[EM] Consociational PR
km_elmet at lavabit.com
Tue Sep 4 14:15:52 PDT 2012
Here's a system I thought about some days ago. It's a bit interesting on
its own, but I haven't found out if it has any practical uses, or is
good enough to use in the situations that spring most readily to mind.
Say you have a divided society. In this society, disparate groups of
people vote for "their" parties or candidates, and there's little
overlap between each group's candidates. In ordinary PR, you might get
kingmaker scenarios that provide instability; in majoritarian systems,
the lesser groups might not get any representation at all.

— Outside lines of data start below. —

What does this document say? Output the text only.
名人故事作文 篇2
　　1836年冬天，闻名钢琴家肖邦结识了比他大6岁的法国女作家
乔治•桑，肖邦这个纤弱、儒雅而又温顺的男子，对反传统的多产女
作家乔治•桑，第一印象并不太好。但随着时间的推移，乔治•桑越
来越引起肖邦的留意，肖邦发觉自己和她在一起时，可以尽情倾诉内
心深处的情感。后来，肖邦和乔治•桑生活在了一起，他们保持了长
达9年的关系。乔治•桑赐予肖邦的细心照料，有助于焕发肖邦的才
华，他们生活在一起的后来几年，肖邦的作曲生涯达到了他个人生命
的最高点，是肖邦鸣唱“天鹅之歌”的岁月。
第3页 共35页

What if one divided the different groups' candidates into different
chambers? Then one could provide each with mutual blocking rules to get
closer to a consensus system rather than a majority system, without
having the system be as brittle as an actual supermajority system.

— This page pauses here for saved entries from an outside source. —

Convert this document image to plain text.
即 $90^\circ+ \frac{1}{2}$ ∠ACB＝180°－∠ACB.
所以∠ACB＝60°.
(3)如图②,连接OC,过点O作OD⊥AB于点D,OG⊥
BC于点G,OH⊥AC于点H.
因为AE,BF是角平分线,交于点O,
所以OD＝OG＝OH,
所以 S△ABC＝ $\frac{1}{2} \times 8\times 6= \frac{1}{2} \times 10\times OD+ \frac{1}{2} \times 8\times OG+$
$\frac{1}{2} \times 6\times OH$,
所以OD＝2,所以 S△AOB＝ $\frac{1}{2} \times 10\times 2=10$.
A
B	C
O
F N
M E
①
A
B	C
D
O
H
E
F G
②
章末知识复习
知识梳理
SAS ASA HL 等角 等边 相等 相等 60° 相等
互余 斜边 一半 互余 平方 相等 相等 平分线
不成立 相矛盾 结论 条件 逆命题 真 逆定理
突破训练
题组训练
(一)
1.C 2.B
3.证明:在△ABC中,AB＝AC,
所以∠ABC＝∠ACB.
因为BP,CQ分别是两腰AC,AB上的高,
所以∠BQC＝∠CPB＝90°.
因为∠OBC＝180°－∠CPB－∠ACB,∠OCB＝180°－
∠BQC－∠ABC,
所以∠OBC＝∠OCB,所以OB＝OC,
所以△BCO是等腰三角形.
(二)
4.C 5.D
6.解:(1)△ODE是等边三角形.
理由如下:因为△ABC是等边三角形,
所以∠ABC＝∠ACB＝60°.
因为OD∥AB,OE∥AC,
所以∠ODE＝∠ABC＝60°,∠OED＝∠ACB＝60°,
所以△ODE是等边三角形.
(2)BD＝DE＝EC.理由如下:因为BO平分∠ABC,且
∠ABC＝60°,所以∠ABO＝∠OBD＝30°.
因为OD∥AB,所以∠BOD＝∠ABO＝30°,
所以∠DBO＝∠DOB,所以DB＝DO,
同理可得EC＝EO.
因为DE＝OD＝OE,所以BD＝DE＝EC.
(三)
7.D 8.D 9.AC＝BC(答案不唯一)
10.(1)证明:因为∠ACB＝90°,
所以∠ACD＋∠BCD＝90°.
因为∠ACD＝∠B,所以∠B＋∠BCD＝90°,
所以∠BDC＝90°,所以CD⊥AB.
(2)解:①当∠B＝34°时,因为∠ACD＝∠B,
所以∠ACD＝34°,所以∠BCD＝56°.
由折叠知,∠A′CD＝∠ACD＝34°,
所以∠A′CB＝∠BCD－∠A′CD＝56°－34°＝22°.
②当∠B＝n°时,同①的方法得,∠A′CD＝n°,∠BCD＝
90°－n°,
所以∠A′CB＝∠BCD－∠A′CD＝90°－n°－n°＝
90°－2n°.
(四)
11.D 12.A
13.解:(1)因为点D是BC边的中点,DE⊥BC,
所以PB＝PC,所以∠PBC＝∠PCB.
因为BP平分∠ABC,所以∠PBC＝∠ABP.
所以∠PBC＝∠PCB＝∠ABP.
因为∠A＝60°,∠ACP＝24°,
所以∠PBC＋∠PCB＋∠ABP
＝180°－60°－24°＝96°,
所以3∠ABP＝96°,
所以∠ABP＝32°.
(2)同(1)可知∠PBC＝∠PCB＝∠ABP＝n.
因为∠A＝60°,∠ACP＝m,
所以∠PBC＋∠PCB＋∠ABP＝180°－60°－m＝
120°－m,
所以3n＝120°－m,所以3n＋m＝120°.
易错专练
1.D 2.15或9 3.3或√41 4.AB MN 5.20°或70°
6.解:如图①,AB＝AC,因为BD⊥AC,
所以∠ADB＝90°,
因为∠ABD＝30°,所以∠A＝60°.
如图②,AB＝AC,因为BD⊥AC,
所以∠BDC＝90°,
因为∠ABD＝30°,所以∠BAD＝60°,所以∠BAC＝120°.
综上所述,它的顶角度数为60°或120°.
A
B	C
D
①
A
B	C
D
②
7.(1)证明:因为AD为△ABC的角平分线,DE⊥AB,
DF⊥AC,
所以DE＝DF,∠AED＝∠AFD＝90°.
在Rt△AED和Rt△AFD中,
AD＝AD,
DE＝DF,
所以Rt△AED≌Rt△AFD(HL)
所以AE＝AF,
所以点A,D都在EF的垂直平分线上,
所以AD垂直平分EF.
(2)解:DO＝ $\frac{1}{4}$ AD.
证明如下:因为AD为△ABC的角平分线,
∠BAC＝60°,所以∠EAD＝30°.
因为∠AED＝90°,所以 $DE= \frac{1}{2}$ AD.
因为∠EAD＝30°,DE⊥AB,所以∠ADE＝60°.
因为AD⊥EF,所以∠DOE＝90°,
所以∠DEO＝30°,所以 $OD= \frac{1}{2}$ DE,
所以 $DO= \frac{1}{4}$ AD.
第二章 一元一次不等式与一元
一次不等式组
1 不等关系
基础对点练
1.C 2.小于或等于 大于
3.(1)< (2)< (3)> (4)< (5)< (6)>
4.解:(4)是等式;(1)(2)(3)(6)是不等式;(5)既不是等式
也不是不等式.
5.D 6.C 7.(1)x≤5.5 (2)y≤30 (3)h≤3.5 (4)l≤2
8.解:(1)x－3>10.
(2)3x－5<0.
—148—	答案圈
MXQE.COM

So here's the system. Say you have k different legislative bodies (n
doesn't matter, but should probably be small, and if possible highly
composite, so something like 2, 3, or if you're really pushing it, 6).
Furthermore, say there are n voters. After the election, associate to
each body, n/k voters so that the difference between the seat allocation
to each were one to run a majoritarian election for that body accordng
to the associated voters, and were one to run a proportional election
for that body, is minimized. Then run the actual elections - one PR
election for each body - and you're done.

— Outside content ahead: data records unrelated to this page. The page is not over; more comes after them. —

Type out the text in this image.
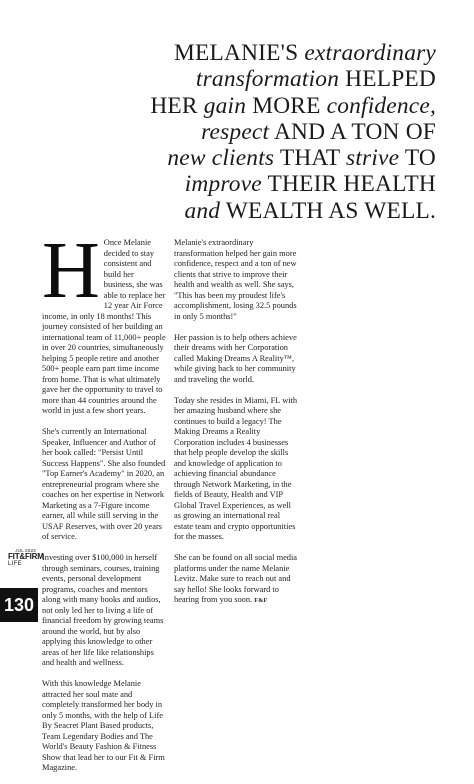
MELANIE'S extraordinary
transformation HELPED
HER gain MORE confidence,
respect AND A TON OF
new clients THAT strive TO
improve THEIR HEALTH
and WEALTH AS WELL.
H Once Melanie decided to stay consistent and build her business, she was able to replace her 12 year Air Force income, in only 18 months! This journey consisted of her building an international team of 11,000+ people in over 20 countries, simultaneously helping 5 people retire and another 500+ people earn part time income from home. That is what ultimately gave her the opportunity to travel to more than 44 countries around the world in just a few short years.

She's currently an International Speaker, Influencer and Author of her book called: "Persist Until Success Happens". She also founded "Top Earner's Academy" in 2020, an entrepreneurial program where she coaches on her expertise in Network Marketing as a 7-Figure income earner, all while still serving in the USAF Reserves, with over 20 years of service.

Investing over $100,000 in herself through seminars, courses, training events, personal development programs, coaches and mentors along with many books and audios, not only led her to living a life of financial freedom by growing teams around the world, but by also applying this knowledge to other areas of her life like relationships and health and wellness.

With this knowledge Melanie attracted her soul mate and completely transformed her body in only 5 months, with the help of Life By Seacret Plant Based products, Team Legendary Bodies and The World's Beauty Fashion & Fitness Show that lead her to our Fit & Firm Magazine.

Melanie's extraordinary transformation helped her gain more confidence, respect and a ton of new clients that strive to improve their health and wealth as well. She says, "This has been my proudest life's accomplishment, losing 32.5 pounds in only 5 months!"

Her passion is to help others achieve their dreams with her Corporation called Making Dreams A Reality™, while giving back to her community and traveling the world.

Today she resides in Miami, FL with her amazing husband where she continues to build a legacy! The Making Dreams a Reality Corporation includes 4 businesses that help people develop the skills and knowledge of application to achieving financial abundance through Network Marketing, in the fields of Beauty, Health and VIP Global Travel Experiences, as well as growing an international real estate team and crypto opportunities for the masses.

She can be found on all social media platforms under the name Melanie Levitz. Make sure to reach out and say hello! She looks forward to hearing from you soon. F&F

JUL 2022
FIT&FIRM
LIFE
130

If society is divided, then the proportional result becomes like the
majoritarian one (or less different) if each group gets its own body --
and we don't have to set ahead of time or have any preconception about
what those groups actually are.
The system is not perfect, of course. By enshrining a division into n
groups, it may polarize those groups. Mutual veto or double majority
rules could help counter this, but that doesn't make the system elect
more compromise candidates. Furthermore, for the same reason, it could
slow the merging of divided groups, because the existence of n bodies
would reinforce the notion that there are exactly n groups "that matter".